The Risen 916, a composite kit aircraft designed around the Rotax 916 iS turbocharged engine, has attracted community skepticism over its advertised performance figures, which claim approximately 200 knots true airspeed at fuel burns in the 4 gph range — figures that appear to conflict with fundamental engine efficiency and aerodynamic principles. A Reddit discussion in r/flying captures this skepticism directly, drawing a comparison to the Lancair 360, a well-established high-performance composite kit that uses a Lycoming O-360-series engine producing approximately 180 horsepower (not 210 as the poster recalled) and achieves similar cruise speeds with fuel burns closer to 8–10 gph. The juxtaposition raises a legitimate engineering question: how does a lower-horsepower aircraft with less than half the fuel burn achieve comparable or superior cruise performance?
The physics present a significant challenge to the Risen's advertised numbers at face value. The Rotax 916 iS produces 160 hp at max takeoff and approximately 141 hp at max continuous power. At any cruise power setting sufficient to produce 200 knots in a piston-powered aircraft of normal proportions, a Rotax 916 would realistically burn in the 6–9 gph range based on its published brake-specific fuel consumption curves. Achieving 200 knots at 4 gph would require a power required figure far below what conventional fixed-gear and even retractable composite kit aircraft demonstrate at sea level equivalent conditions. The numbers are not impossible if they reflect a specific altitude, a leaned long-range cruise power setting, and very favorable ambient conditions — but manufacturers often publish headline figures under optimized or non-representative conditions, and the community is right to scrutinize whether those numbers are directly comparable to the Lancair 360's benchmark performance.
The Lancair 360 is a meaningful reference point precisely because its real-world performance is well-documented across decades of builder experience and pilot reporting. With an O-360 and a slippery composite airframe, it genuinely achieves 190–210 knots TAS at altitude depending on configuration, engine, and cruise power selection. The Risen 916 would need an exceptionally low-drag airframe — one meaningfully cleaner than the already-efficient Lancair design — combined with the Rotax 916's turbocharging advantage at altitude to make the numbers reconcile. Turbocharging does allow the Rotax to maintain power at higher density altitudes where true airspeed increases for a given indicated airspeed, which can make altitude-referenced cruise figures look compelling compared to a naturally aspirated competitor. This is a real performance advantage, but it does not by itself explain a halving of fuel burn for equivalent speed.

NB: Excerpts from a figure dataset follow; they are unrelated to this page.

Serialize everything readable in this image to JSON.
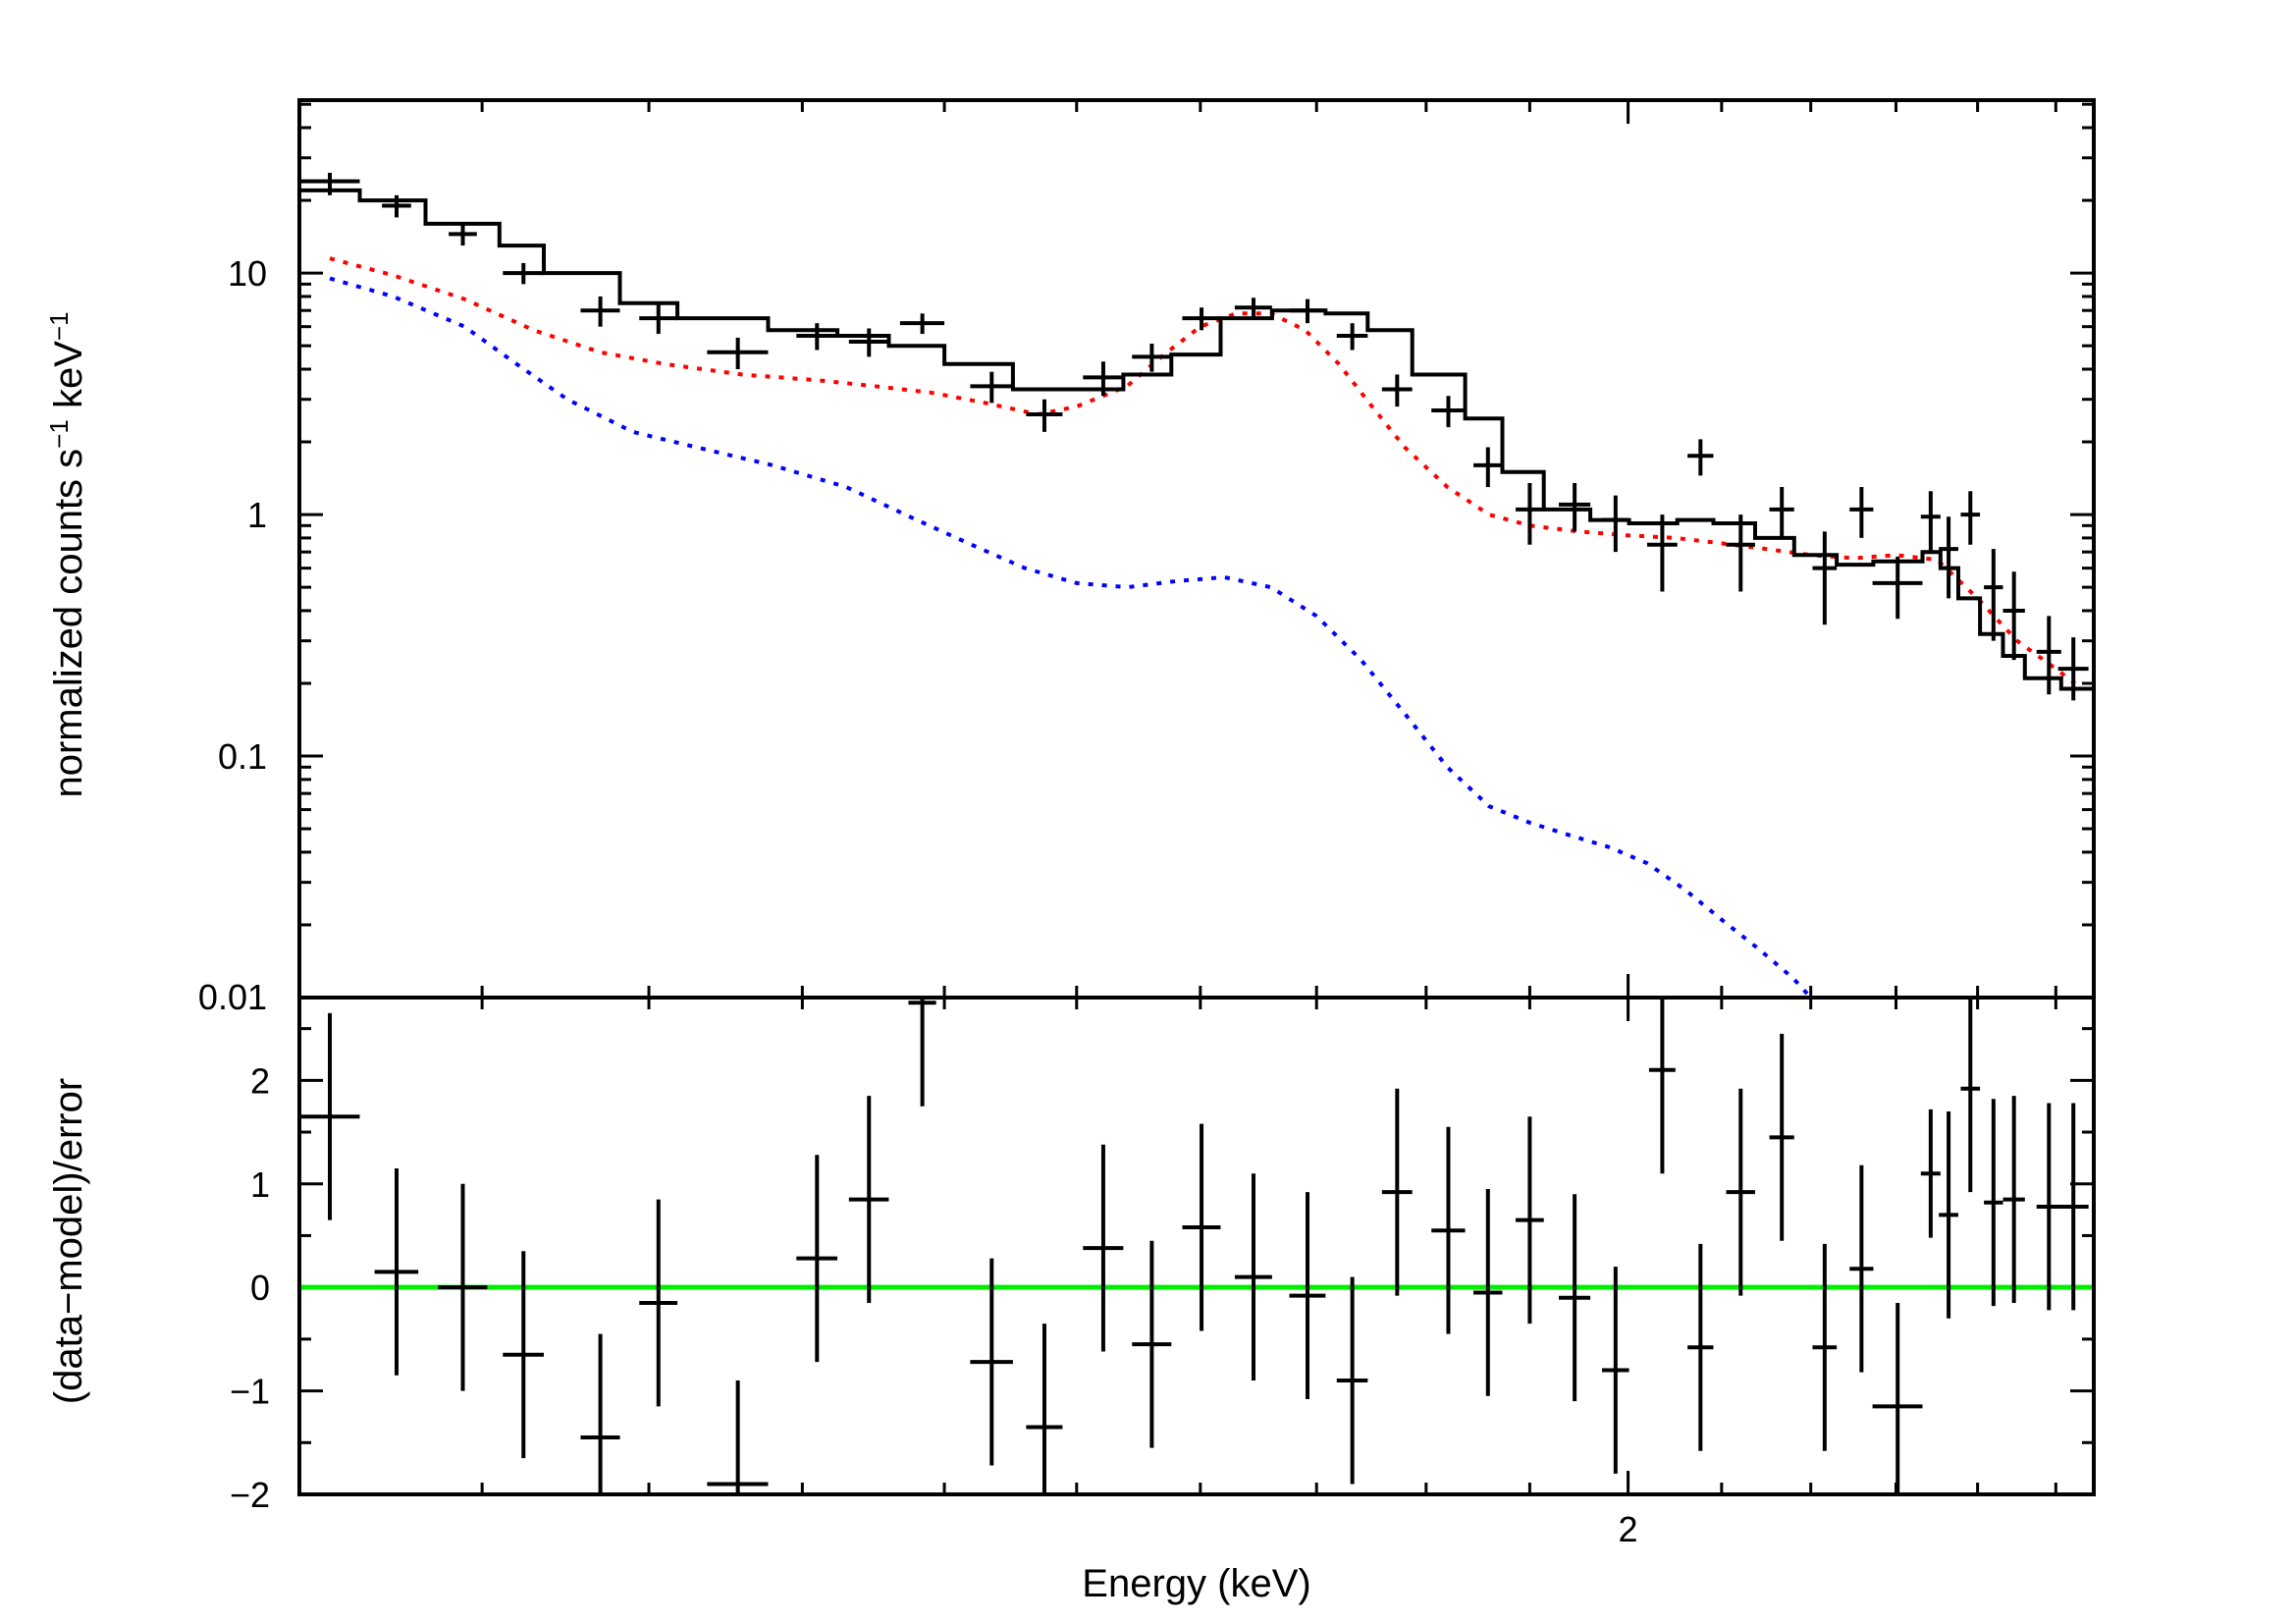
{
  "chart_data": [
    {
      "type": "line",
      "panel": "spectrum",
      "xlabel": "Energy (keV)",
      "ylabel": "normalized counts s-1 keV-1",
      "ylabel_parts": [
        "normalized counts s",
        "−1",
        " keV",
        "−1"
      ],
      "xscale": "log",
      "yscale": "log",
      "xlim": [
        1.0,
        2.55
      ],
      "ylim": [
        0.01,
        52
      ],
      "x_tick_labels": [],
      "y_ticks": [
        0.1,
        1,
        10
      ],
      "y_tick_labels": [
        "0.1",
        "1",
        "10"
      ],
      "grid": false,
      "data_points": {
        "x": [
          1.016,
          1.052,
          1.089,
          1.124,
          1.17,
          1.206,
          1.257,
          1.31,
          1.346,
          1.384,
          1.435,
          1.475,
          1.521,
          1.56,
          1.601,
          1.645,
          1.692,
          1.732,
          1.773,
          1.821,
          1.859,
          1.9,
          1.945,
          1.987,
          2.036,
          2.077,
          2.121,
          2.167,
          2.216,
          2.259,
          2.302,
          2.342,
          2.364,
          2.391,
          2.42,
          2.446,
          2.491,
          2.523
        ],
        "xerr": [
          0.016,
          0.008,
          0.008,
          0.012,
          0.012,
          0.012,
          0.02,
          0.014,
          0.014,
          0.016,
          0.016,
          0.014,
          0.016,
          0.016,
          0.016,
          0.016,
          0.016,
          0.014,
          0.014,
          0.016,
          0.014,
          0.014,
          0.016,
          0.014,
          0.016,
          0.014,
          0.016,
          0.014,
          0.014,
          0.014,
          0.03,
          0.012,
          0.012,
          0.012,
          0.012,
          0.014,
          0.016,
          0.02
        ],
        "y": [
          24.0,
          19.0,
          14.5,
          10.0,
          7.0,
          6.5,
          4.7,
          5.5,
          5.2,
          6.2,
          3.4,
          2.6,
          3.7,
          4.5,
          6.5,
          7.2,
          7.0,
          5.5,
          3.3,
          2.7,
          1.6,
          1.05,
          1.1,
          0.95,
          0.75,
          1.75,
          0.75,
          1.05,
          0.6,
          1.05,
          0.52,
          0.98,
          0.72,
          1.0,
          0.5,
          0.4,
          0.27,
          0.23
        ],
        "y_lo": [
          21.0,
          17.0,
          13.0,
          9.0,
          6.0,
          5.6,
          4.0,
          4.8,
          4.5,
          5.6,
          2.9,
          2.2,
          3.1,
          3.9,
          5.8,
          6.5,
          6.2,
          4.8,
          2.8,
          2.3,
          1.3,
          0.75,
          0.85,
          0.7,
          0.48,
          1.45,
          0.48,
          0.8,
          0.35,
          0.8,
          0.37,
          0.7,
          0.45,
          0.75,
          0.3,
          0.25,
          0.18,
          0.17
        ],
        "y_hi": [
          26.0,
          21.0,
          16.0,
          11.0,
          8.0,
          7.4,
          5.4,
          6.2,
          5.9,
          6.8,
          3.9,
          3.0,
          4.3,
          5.1,
          7.2,
          7.9,
          7.8,
          6.2,
          3.8,
          3.1,
          1.9,
          1.35,
          1.35,
          1.2,
          1.0,
          2.05,
          1.0,
          1.3,
          0.85,
          1.3,
          0.67,
          1.25,
          0.98,
          1.25,
          0.72,
          0.58,
          0.38,
          0.31
        ]
      },
      "model_total": {
        "edges": [
          1.0,
          1.032,
          1.068,
          1.11,
          1.136,
          1.182,
          1.218,
          1.277,
          1.324,
          1.36,
          1.4,
          1.451,
          1.489,
          1.537,
          1.576,
          1.617,
          1.661,
          1.708,
          1.746,
          1.787,
          1.837,
          1.873,
          1.914,
          1.961,
          2.001,
          2.052,
          2.091,
          2.137,
          2.181,
          2.23,
          2.273,
          2.332,
          2.354,
          2.376,
          2.403,
          2.432,
          2.46,
          2.507,
          2.55
        ],
        "values": [
          22.0,
          20.0,
          16.0,
          13.0,
          10.0,
          7.5,
          6.5,
          5.8,
          5.5,
          5.0,
          4.2,
          3.3,
          3.3,
          3.8,
          4.6,
          6.5,
          7.0,
          6.8,
          5.8,
          3.8,
          2.5,
          1.5,
          1.05,
          0.95,
          0.92,
          0.95,
          0.92,
          0.8,
          0.68,
          0.62,
          0.64,
          0.7,
          0.6,
          0.45,
          0.32,
          0.26,
          0.21,
          0.19
        ]
      },
      "model_component_red": {
        "color": "#ff0000",
        "x": [
          1.016,
          1.05,
          1.09,
          1.13,
          1.17,
          1.21,
          1.26,
          1.31,
          1.35,
          1.39,
          1.43,
          1.47,
          1.5,
          1.54,
          1.57,
          1.6,
          1.63,
          1.66,
          1.69,
          1.72,
          1.75,
          1.78,
          1.82,
          1.86,
          1.9,
          1.95,
          2.0,
          2.05,
          2.1,
          2.15,
          2.2,
          2.25,
          2.3,
          2.35,
          2.4,
          2.45,
          2.5,
          2.525
        ],
        "y": [
          11.5,
          9.8,
          7.8,
          5.8,
          4.7,
          4.2,
          3.8,
          3.6,
          3.4,
          3.2,
          2.9,
          2.6,
          2.8,
          3.4,
          4.6,
          6.0,
          6.8,
          6.8,
          5.8,
          4.2,
          2.8,
          1.9,
          1.3,
          1.0,
          0.9,
          0.85,
          0.82,
          0.8,
          0.76,
          0.72,
          0.68,
          0.66,
          0.68,
          0.65,
          0.45,
          0.3,
          0.23,
          0.2
        ]
      },
      "model_component_blue": {
        "color": "#0000ff",
        "x": [
          1.016,
          1.05,
          1.09,
          1.12,
          1.15,
          1.19,
          1.23,
          1.28,
          1.33,
          1.38,
          1.42,
          1.46,
          1.5,
          1.54,
          1.58,
          1.62,
          1.66,
          1.7,
          1.74,
          1.78,
          1.82,
          1.86,
          1.9,
          1.94,
          1.98,
          2.02,
          2.06,
          2.1,
          2.14,
          2.18,
          2.2
        ],
        "y": [
          9.5,
          8.0,
          6.0,
          4.2,
          3.0,
          2.2,
          1.9,
          1.6,
          1.3,
          0.95,
          0.75,
          0.6,
          0.52,
          0.5,
          0.53,
          0.55,
          0.5,
          0.38,
          0.25,
          0.15,
          0.09,
          0.062,
          0.053,
          0.047,
          0.042,
          0.036,
          0.028,
          0.021,
          0.016,
          0.012,
          0.0095
        ]
      }
    },
    {
      "type": "scatter",
      "panel": "residuals",
      "xlabel": "Energy (keV)",
      "ylabel": "(data−model)/error",
      "xscale": "log",
      "xlim": [
        1.0,
        2.55
      ],
      "ylim": [
        -2.0,
        2.8
      ],
      "x_ticks": [
        2
      ],
      "x_tick_labels": [
        "2"
      ],
      "y_ticks": [
        -2,
        -1,
        0,
        1,
        2
      ],
      "y_tick_labels": [
        "−2",
        "−1",
        "0",
        "1",
        "2"
      ],
      "top_left_label": "0.01",
      "reference_line": {
        "y": 0,
        "color": "#00ee00"
      },
      "grid": false,
      "points": {
        "x": [
          1.016,
          1.052,
          1.089,
          1.124,
          1.17,
          1.206,
          1.257,
          1.31,
          1.346,
          1.384,
          1.435,
          1.475,
          1.521,
          1.56,
          1.601,
          1.645,
          1.692,
          1.732,
          1.773,
          1.821,
          1.859,
          1.9,
          1.945,
          1.987,
          2.036,
          2.077,
          2.121,
          2.167,
          2.216,
          2.259,
          2.302,
          2.342,
          2.364,
          2.391,
          2.42,
          2.446,
          2.491,
          2.523
        ],
        "xerr": [
          0.016,
          0.012,
          0.014,
          0.012,
          0.012,
          0.012,
          0.02,
          0.014,
          0.014,
          0.01,
          0.016,
          0.014,
          0.016,
          0.016,
          0.016,
          0.016,
          0.016,
          0.014,
          0.014,
          0.016,
          0.014,
          0.014,
          0.016,
          0.014,
          0.014,
          0.014,
          0.016,
          0.014,
          0.014,
          0.014,
          0.03,
          0.012,
          0.012,
          0.012,
          0.012,
          0.014,
          0.016,
          0.02
        ],
        "y": [
          1.65,
          0.15,
          0.0,
          -0.65,
          -1.45,
          -0.15,
          -1.9,
          0.28,
          0.85,
          2.75,
          -0.72,
          -1.35,
          0.38,
          -0.55,
          0.58,
          0.1,
          -0.08,
          -0.9,
          0.92,
          0.55,
          -0.05,
          0.65,
          -0.1,
          -0.8,
          2.1,
          -0.58,
          0.92,
          1.45,
          -0.58,
          0.18,
          -1.15,
          1.1,
          0.7,
          1.92,
          0.82,
          0.85,
          0.78,
          0.78
        ],
        "err": [
          1.0,
          1.0,
          1.0,
          1.0,
          1.0,
          1.0,
          1.0,
          1.0,
          1.0,
          1.0,
          1.0,
          1.0,
          1.0,
          1.0,
          1.0,
          1.0,
          1.0,
          1.0,
          1.0,
          1.0,
          1.0,
          1.0,
          1.0,
          1.0,
          1.0,
          1.0,
          1.0,
          1.0,
          1.0,
          1.0,
          1.0,
          0.62,
          1.0,
          1.0,
          1.0,
          1.0,
          1.0,
          1.0
        ]
      }
    }
  ]
}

For professional pilots and operators evaluating kit aircraft or advising clients who fly experimental aircraft, this comparison highlights the importance of scrutinizing performance claims with consistent methodology. Manufacturer-quoted speeds, altitudes, fuel flows, and power settings must be cross-referenced against independent builder reports, type club data, and first-principles analysis before being accepted as operationally representative. The broader trend in light kit aircraft development — particularly from newer entrants marketing Rotax-powered designs against the established Lancair, RV, and similar benchmarks — is toward aggressive headline numbers that attract attention but require careful parsing. For operators with Part 91 experimental aircraft in their fleets or advising high-net-worth pilots building kit aircraft, the Risen 916 versus Lancair 360 discussion is a microcosm of the due diligence required when evaluating any aircraft whose real-world envelope has not yet been validated across a large builder population.